PRESIDENT BARACK OBAMA: One of the reasons this crisis could take place is that while many agencies and regulators were responsible for overseeing individual financial firms and their subsidiaries, no one was responsible for protecting the whole system from the kinds of risks that tied these firms to one another.
So in a perfect White House world, the Federal Reserve will have new powers to regulate any institution that could pose a risk to the system. The FDIC could seize it if it ran into trouble. Hedge funds, insurance companies and banks would all be under one risk-management umbrella. From New York, Marketplace’s Amy Scott reports.
AMY SCOTT: The Fed would become a sort of super-watchdog with powers to prevent any one firm from dragging down the entire financial system.
Karen Shaw Petrou is with Federal Financial Analytics. She says the Fed would have new authority to police firms that aren’t banks but often act like it.
KAREN HAW PETROU: Some of the big hedge funds, it could be GE, as long as GE owns a bank, big insurance companies, it’s really a very, very wide swath of the financial system.

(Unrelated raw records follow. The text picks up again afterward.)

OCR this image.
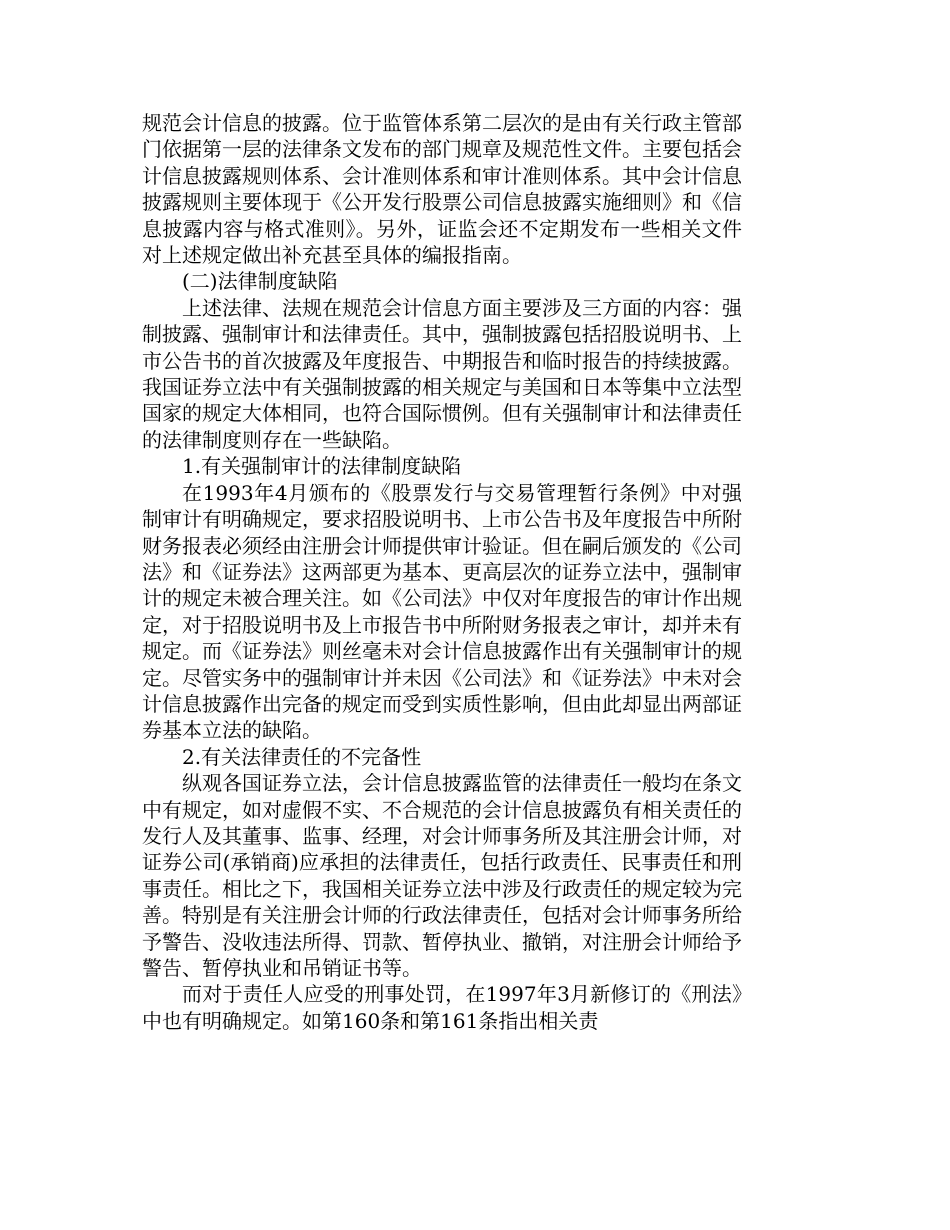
规范会计信息的披露。位于监管体系第二层次的是由有关行政主管部门依据第一层的法律条文发布的部门规章及规范性文件。主要包括会计信息披露规则体系、会计准则体系和审计准则体系。其中会计信息披露规则主要体现于《公开发行股票公司信息披露实施细则》和《信息披露内容与格式准则》。另外，证监会还不定期发布一些相关文件对上述规定做出补充甚至具体的编报指南。

(二)法律制度缺陷

上述法律、法规在规范会计信息方面主要涉及三方面的内容：强制披露、强制审计和法律责任。其中，强制披露包括招股说明书、上市公告书的首次披露及年度报告、中期报告和临时报告的持续披露。我国证券立法中有关强制披露的相关规定与美国和日本等集中立法型国家的规定大体相同，也符合国际惯例。但有关强制审计和法律责任的法律制度则存在一些缺陷。

1.有关强制审计的法律制度缺陷

在1993年4月颁布的《股票发行与交易管理暂行条例》中对强制审计有明确规定，要求招股说明书、上市公告书及年度报告中所附财务报表必须经由注册会计师提供审计验证。但在嗣后颁发的《公司法》和《证券法》这两部更为基本、更高层次的证券立法中，强制审计的规定未被合理关注。如《公司法》中仅对年度报告的审计作出规定，对于招股说明书及上市报告书中所附财务报表之审计，却并未有规定。而《证券法》则丝毫未对会计信息披露作出有关强制审计的规定。尽管实务中的强制审计并未因《公司法》和《证券法》中未对会计信息披露作出完备的规定而受到实质性影响，但由此却显出两部证券基本立法的缺陷。

2.有关法律责任的不完备性

纵观各国证券立法，会计信息披露监管的法律责任一般均在条文中有规定，如对虚假不实、不合规范的会计信息披露负有相关责任的发行人及其董事、监事、经理，对会计师事务所及其注册会计师，对证券公司(承销商)应承担的法律责任，包括行政责任、民事责任和刑事责任。相比之下，我国相关证券立法中涉及行政责任的规定较为完善。特别是有关注册会计师的行政法律责任，包括对会计师事务所给予警告、没收违法所得、罚款、暂停执业、撤销，对注册会计师给予警告、暂停执业和吊销证书等。

而对于责任人应受的刑事处罚，在1997年3月新修订的《刑法》中也有明确规定。如第160条和第161条指出相关责
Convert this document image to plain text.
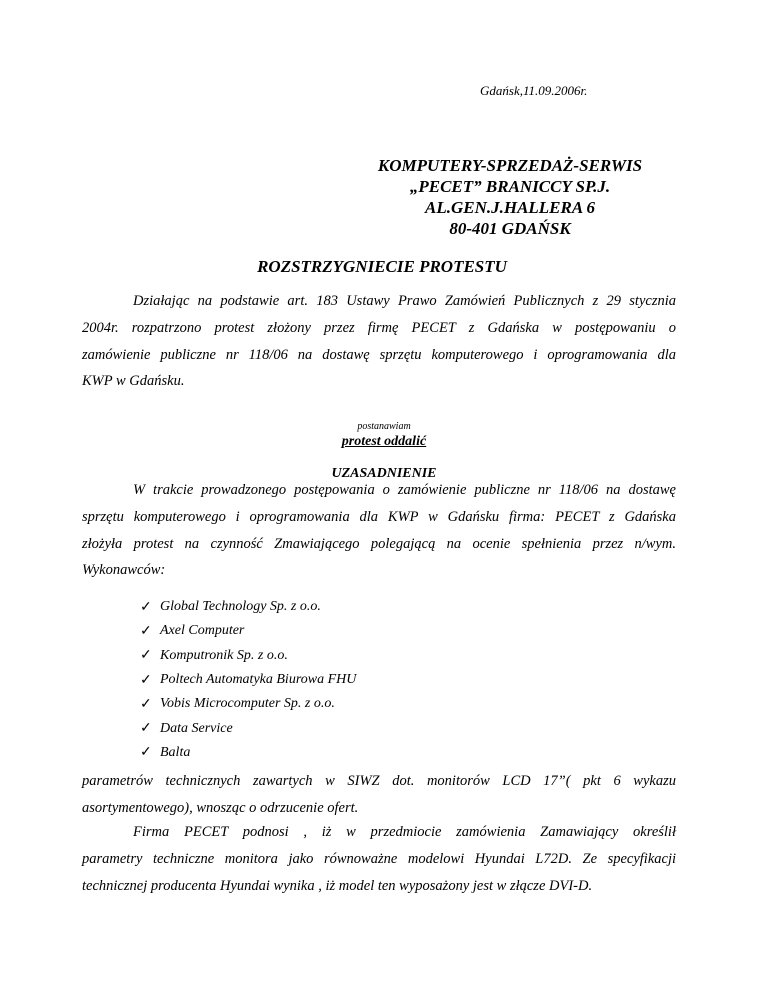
Gdańsk,11.09.2006r.
KOMPUTERY-SPRZEDAŻ-SERWIS
„PECET” BRANICCY SP.J.
AL.GEN.J.HALLERA 6
80-401 GDAŃSK
ROZSTRZYGNIECIE PROTESTU
Działając na podstawie art. 183 Ustawy Prawo Zamówień Publicznych z 29 stycznia
2004r. rozpatrzono protest złożony przez firmę PECET z Gdańska w postępowaniu o
zamówienie publiczne nr 118/06 na dostawę sprzętu komputerowego i oprogramowania dla
KWP w Gdańsku.
postanawiam
protest oddalić
UZASADNIENIE
W trakcie prowadzonego postępowania o zamówienie publiczne nr 118/06 na dostawę
sprzętu komputerowego i oprogramowania dla KWP w Gdańsku firma: PECET z Gdańska
złożyła protest na czynność Zmawiającego polegającą na ocenie spełnienia przez n/wym.
Wykonawców:
✓ Global Technology Sp. z o.o.
✓ Axel Computer
✓ Komputronik Sp. z o.o.
✓ Poltech Automatyka Biurowa FHU
✓ Vobis Microcomputer Sp. z o.o.
✓ Data Service
✓ Balta
parametrów technicznych zawartych w SIWZ dot. monitorów LCD 17”( pkt 6 wykazu
asortymentowego), wnosząc o odrzucenie ofert.
Firma PECET podnosi , iż w przedmiocie zamówienia Zamawiający określił
parametry techniczne monitora jako równoważne modelowi Hyundai L72D. Ze specyfikacji
technicznej producenta Hyundai wynika , iż model ten wyposażony jest w złącze DVI-D.
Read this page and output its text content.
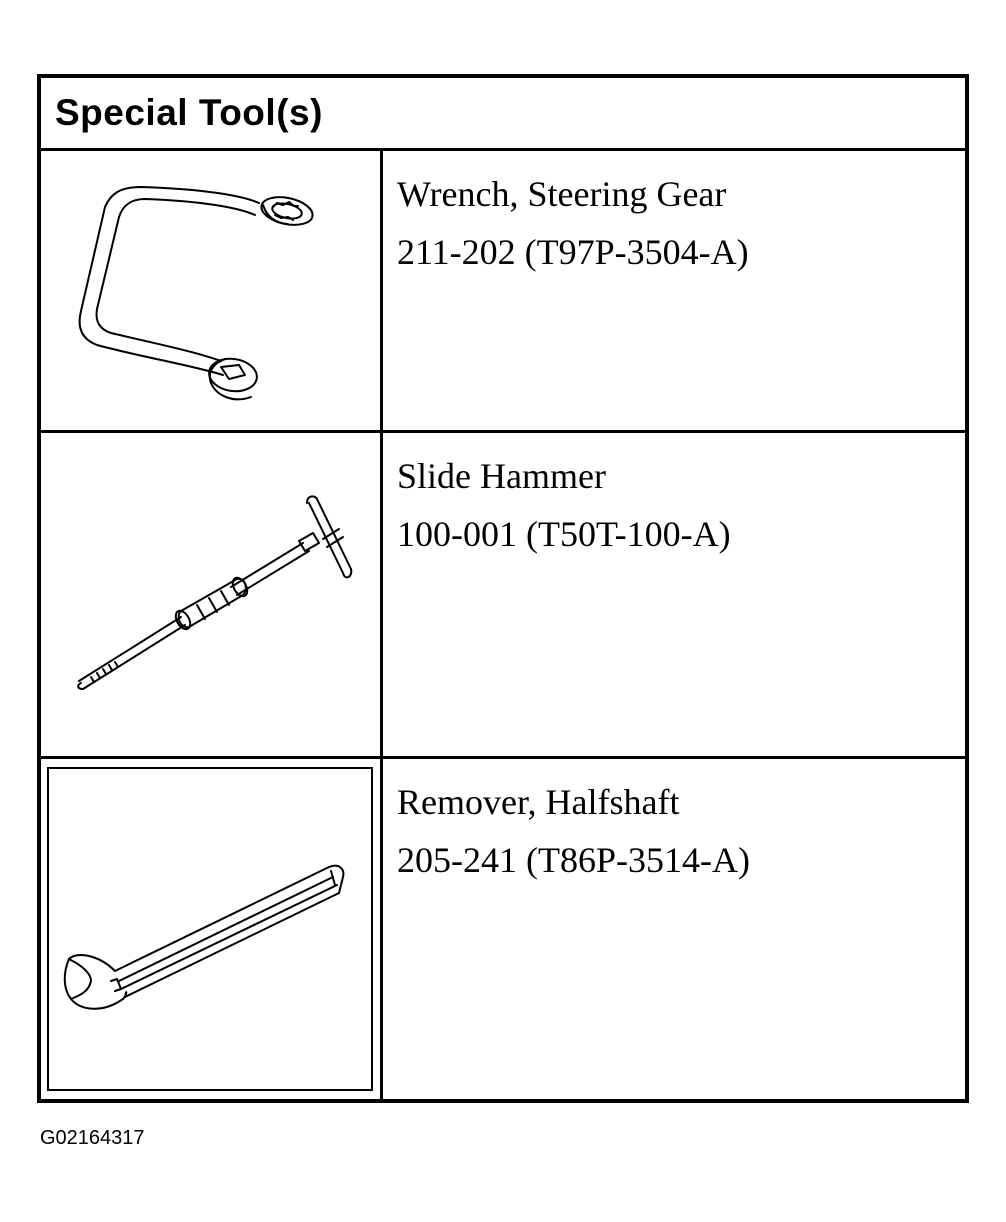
Special Tool(s)
Wrench, Steering Gear
211-202 (T97P-3504-A)
Slide Hammer
100-001 (T50T-100-A)
Remover, Halfshaft
205-241 (T86P-3514-A)
G02164317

The plan also calls for a council of regulators led by the Treasury Department. The council would advise the Fed and coordinate between agencies to make sure no one’s taking too much risk. In the event of another Lehman Brothers or AIG, the government would also have new tools to prevent an economic catastrophe.
Mike Pagano teaches finance at Villanova School of Business. He says during the financial crisis, officials have had two choices when a big firm has run into trouble.
MIKE PAGANO: Do you let them go under, like they did with Lehman, or do you bail them out, is really what you had a choice between.
Under Obama’s plan, the government would have a third option. Close the doors, break up the company, and sell the assets to investors in an orderly fashion.
Much like the FDIC does with banks. Of course, the hope is with all the new protections against excessive risk-taking that option won’t be necessary.
In New York, I’m Amy Scott for Marketplace.